What is the use of laser?
Mayman held a press conference after the invention of the laser, in which a reporter asked this question, Mayman gave 5 suggestions: 1:
1. it is used to amplify light, for example, when making high power lasers, they use optical amplifiers to amplify the weaker light;
2. can use lasers to study matter;
3. to use high power laser beams for space communications;
4. used to increase the number of channels for communication (this is what later emerged as fiber optic communication);
5. to focus the beam to produce ultra-high light intensity for cutting or welding materials in industry, or for performing surgery in medicine, etc.
We have to admire Mehman's keen scientific sense, and all these suggestions he made were later fulfilled.
Remember the characteristics of photons produced by excited radiation?
They have the same frequency and phase, and the laser is essentially an amplification of the light from the excited radiation, so the two most important characteristics of the laser are good monochromaticity and high energy. These two characteristics determine the uses of lasers, and these are the two directions of laser development.
Good monochromaticity means that the laser spectrum is very narrow and can easily show the characteristics of light as a wave, and we can then use it to record phase information.
For example, the holographic photo technology invented by British physicist Dennis Gerber in 1947 is essentially the use of the phase of light to record the full range of information about the object, so as to produce the effect of three-dimensional photography.
Holographic photographs can record not only frontal information but also side information.
It was only after the invention of the laser that this technology became available and was awarded the Nobel Prize in Physics in 1971.

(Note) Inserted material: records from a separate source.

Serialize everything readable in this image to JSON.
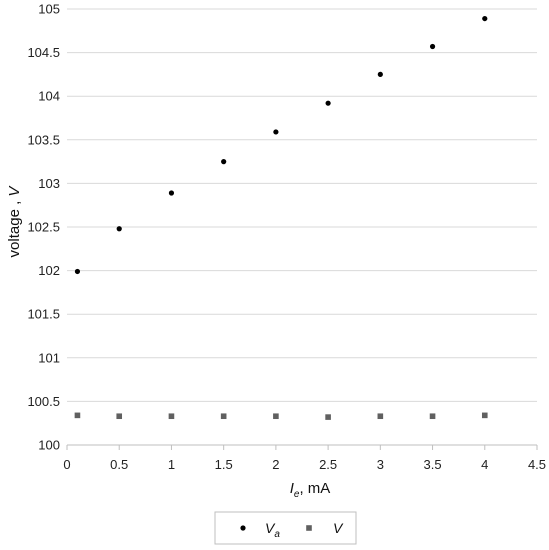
{
  "chart_data": {
    "type": "scatter",
    "x": [
      0.1,
      0.5,
      1,
      1.5,
      2,
      2.5,
      3,
      3.5,
      4
    ],
    "series": [
      {
        "name": "V_a",
        "legend_main": "V",
        "legend_sub": "a",
        "marker": "circle",
        "color": "#000000",
        "values": [
          101.99,
          102.48,
          102.89,
          103.25,
          103.59,
          103.92,
          104.25,
          104.57,
          104.89
        ]
      },
      {
        "name": "V",
        "legend_main": "V",
        "legend_sub": "",
        "marker": "square",
        "color": "#606060",
        "values": [
          100.34,
          100.33,
          100.33,
          100.33,
          100.33,
          100.32,
          100.33,
          100.33,
          100.34
        ]
      }
    ],
    "xlim": [
      0,
      4.5
    ],
    "ylim": [
      100,
      105
    ],
    "xticks": [
      "0",
      "0.5",
      "1",
      "1.5",
      "2",
      "2.5",
      "3",
      "3.5",
      "4",
      "4.5"
    ],
    "yticks": [
      "100",
      "100.5",
      "101",
      "101.5",
      "102",
      "102.5",
      "103",
      "103.5",
      "104",
      "104.5",
      "105"
    ],
    "xlabel": {
      "main": "I",
      "sub": "e",
      "rest": ", mA"
    },
    "ylabel": {
      "main": "voltage , ",
      "italic": "V"
    },
    "grid": "horizontal",
    "legend_position": "bottom"
  }
}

The high energy is well understood, we can use lasers to burn CDs, to enable nuclear fusion, to cut materials, etc. Not only can we generate continuous high-energy lasers, but we can also obtain high-energy lasers with very short pulse durations by means of the locked-film technique and chirp amplification.
Diagram of pulse generation with film locking technology.
Femtosecond lasers are now widely available, and the duration of a single pulse is only on the order of femtoseconds (minus 15 seconds of 10).
With this laser, we can deliver precise blows to a substance without causing much damage, such as myopia repair surgery, altering the surface of a substance, enhancing its antiseptic properties, etc.